Cornell and Soundgarden have engaged in a number of legal battles over the past few years. This latest development stems from Cornell's very first lawsuit she filed against the band back in December 2019. In this initial lawsuit, Cornell claimed Soundgarden was withholding “hundreds of thousands of dollars” worth of royalties in an “unlawful attempt to strong-arm Chris’ Estate into turning over certain audio recordings created by Chris before he passed away.”
These recordings have been talked about publicly by guitarist Kim Thayil multiple times, with him saying in November 2019 during an interview, “We definitely have another record in us. Stuff that’s written, stuff that’s demoed and recorded — certainly. All it would need is to take the audio files that are available…There shouldn’t be [issues getting the record done] — there really isn’t — other than the fact that we don’t have those files… And I think that will happen.
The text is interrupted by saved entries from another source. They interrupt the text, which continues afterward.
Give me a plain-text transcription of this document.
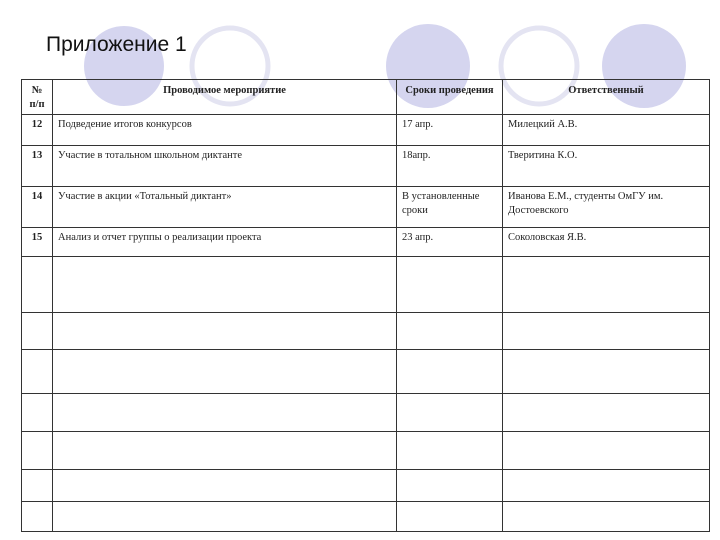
Приложение 1
№ п/п	Проводимое мероприятие	Сроки проведения	Ответственный
12	Подведение итогов конкурсов	17 апр.	Милецкий А.В.
13	Участие в тотальном школьном диктанте	18апр.	Тверитина К.О.
14	Участие в акции «Тотальный диктант»	В установленные сроки	Иванова Е.М., студенты ОмГУ им. Достоевского
15	Анализ и отчет группы о реализации проекта	23 апр.	Соколовская Я.В.
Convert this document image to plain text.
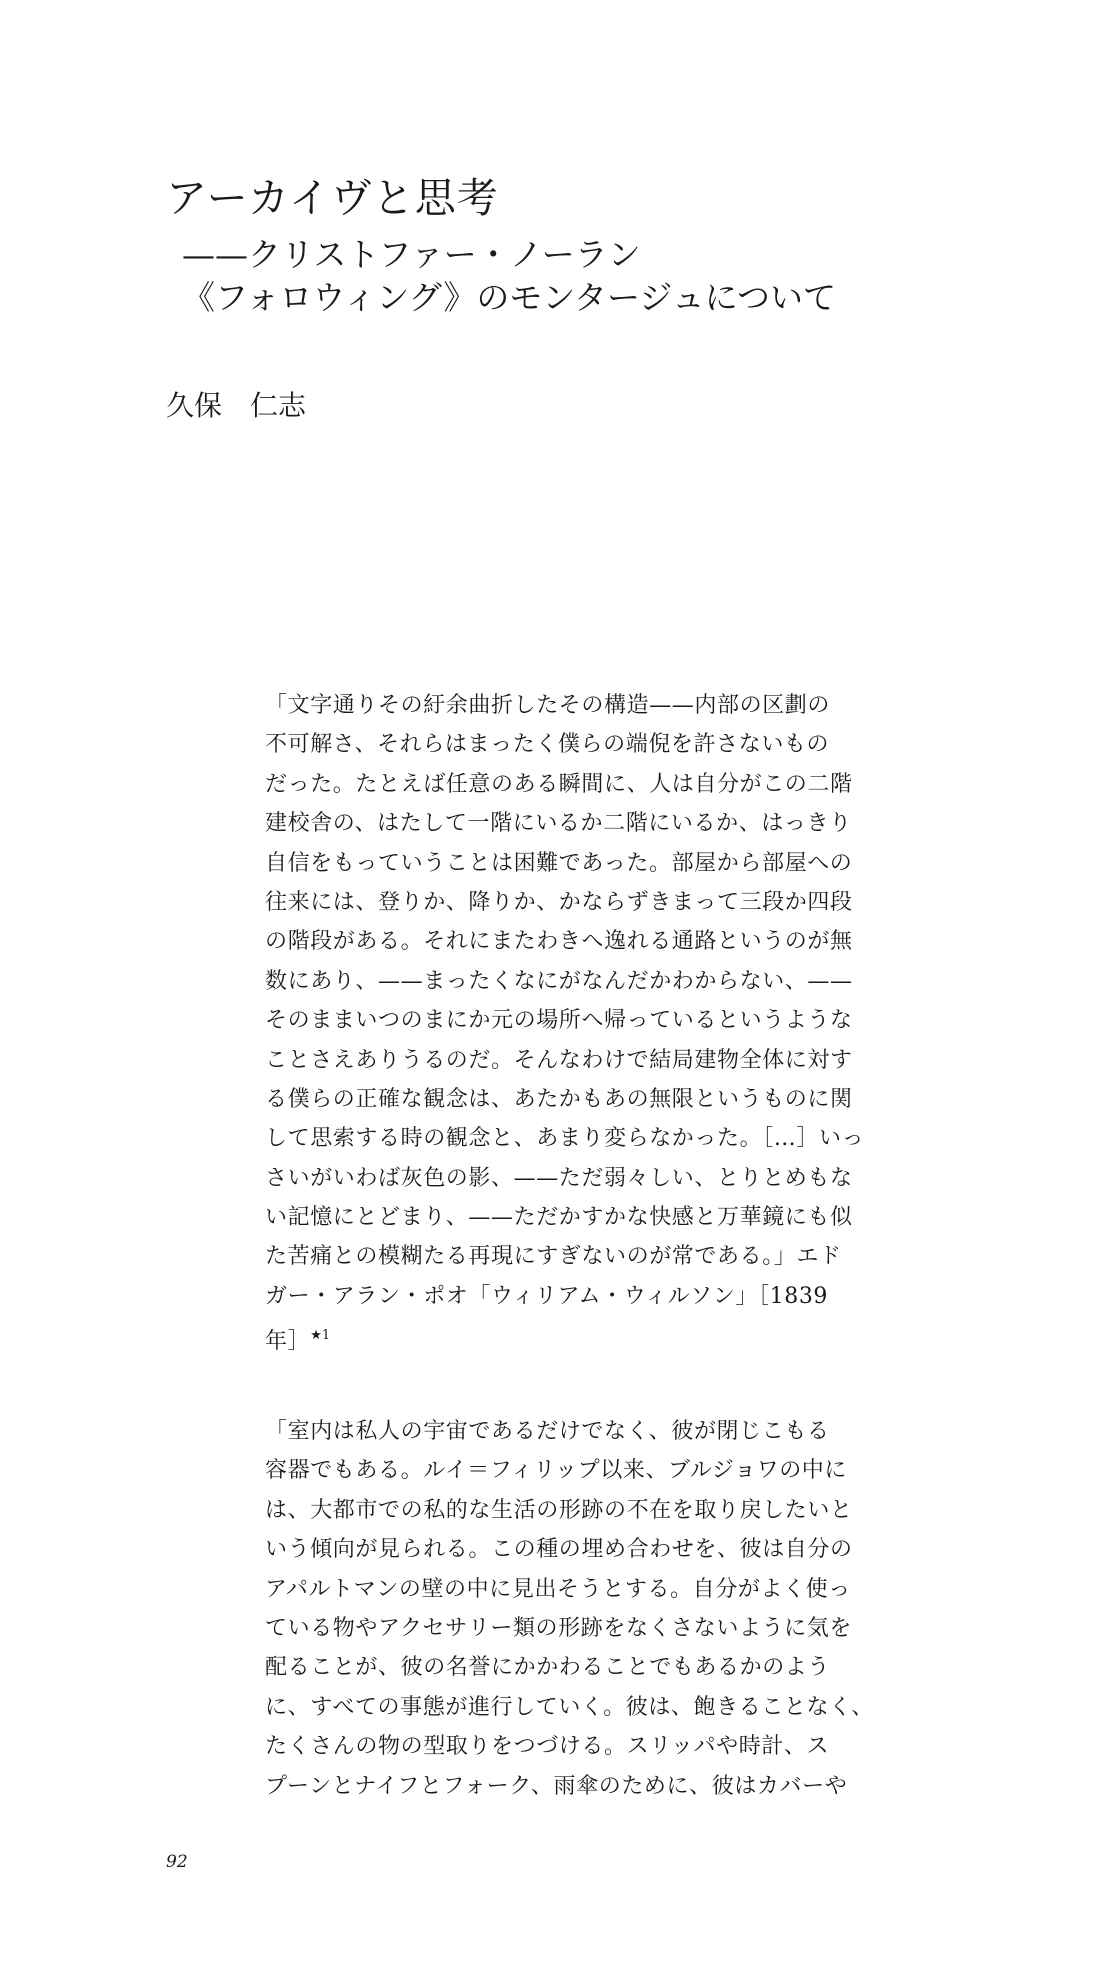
アーカイヴと思考
——クリストファー・ノーラン
《フォロウィング》のモンタージュについて
久保　仁志
「文字通りその紆余曲折したその構造——内部の区劃の
不可解さ、それらはまったく僕らの端倪を許さないもの
だった。たとえば任意のある瞬間に、人は自分がこの二階
建校舎の、はたして一階にいるか二階にいるか、はっきり
自信をもっていうことは困難であった。部屋から部屋への
往来には、登りか、降りか、かならずきまって三段か四段
の階段がある。それにまたわきへ逸れる通路というのが無
数にあり、——まったくなにがなんだかわからない、——
そのままいつのまにか元の場所へ帰っているというような
ことさえありうるのだ。そんなわけで結局建物全体に対す
る僕らの正確な観念は、あたかもあの無限というものに関
して思索する時の観念と、あまり変らなかった。［…］いっ
さいがいわば灰色の影、——ただ弱々しい、とりとめもな
い記憶にとどまり、——ただかすかな快感と万華鏡にも似
た苦痛との模糊たる再現にすぎないのが常である。」エド
ガー・アラン・ポオ「ウィリアム・ウィルソン」［1839
年］$^{★1}$
「室内は私人の宇宙であるだけでなく、彼が閉じこもる
容器でもある。ルイ＝フィリップ以来、ブルジョワの中に
は、大都市での私的な生活の形跡の不在を取り戻したいと
いう傾向が見られる。この種の埋め合わせを、彼は自分の
アパルトマンの壁の中に見出そうとする。自分がよく使っ
ている物やアクセサリー類の形跡をなくさないように気を
配ることが、彼の名誉にかかわることでもあるかのよう
に、すべての事態が進行していく。彼は、飽きることなく、
たくさんの物の型取りをつづける。スリッパや時計、ス
プーンとナイフとフォーク、雨傘のために、彼はカバーや
92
It would be ridiculous if it didn’t. But these are difficult things — partnerships and property.” Vicky Cornell has accused Thayil of “putting her family in harm’s way” by suggesting she’s being difficult regarding these demos.
In February 2020, Soundgarden responded to Vicky Cornell’s lawsuit claiming that recordings being withheld are actually the property of the band. They also denied her claim the band was withholding any royalties and state they haven’t received any royalties either until “the Partnership, by vote of the Remaining Partners, formally elects to make such a distribution.”
In May 2020, Soundgarden filed another countersuit against Vicky Cornell and the estate of Chris Cornell “accusing them of ‘fraudulent inducement’ for allegedly using revenue intended to be raised for charity for ‘personal purposes for herself and her family.'” The band would drop this lawsuit in July.
Just last month, Cornell filed a new lawsuit alleging the three surviving members of Soundgarden offered her $300,000 to buy out Chris Cornell’s share in the band which she claims is a low ball offer. She also alleges the band recently received an offer of $16 million for their masters. Vicky’s new lawsuit would help establish a proper value of the assets and worth of Soundgarden.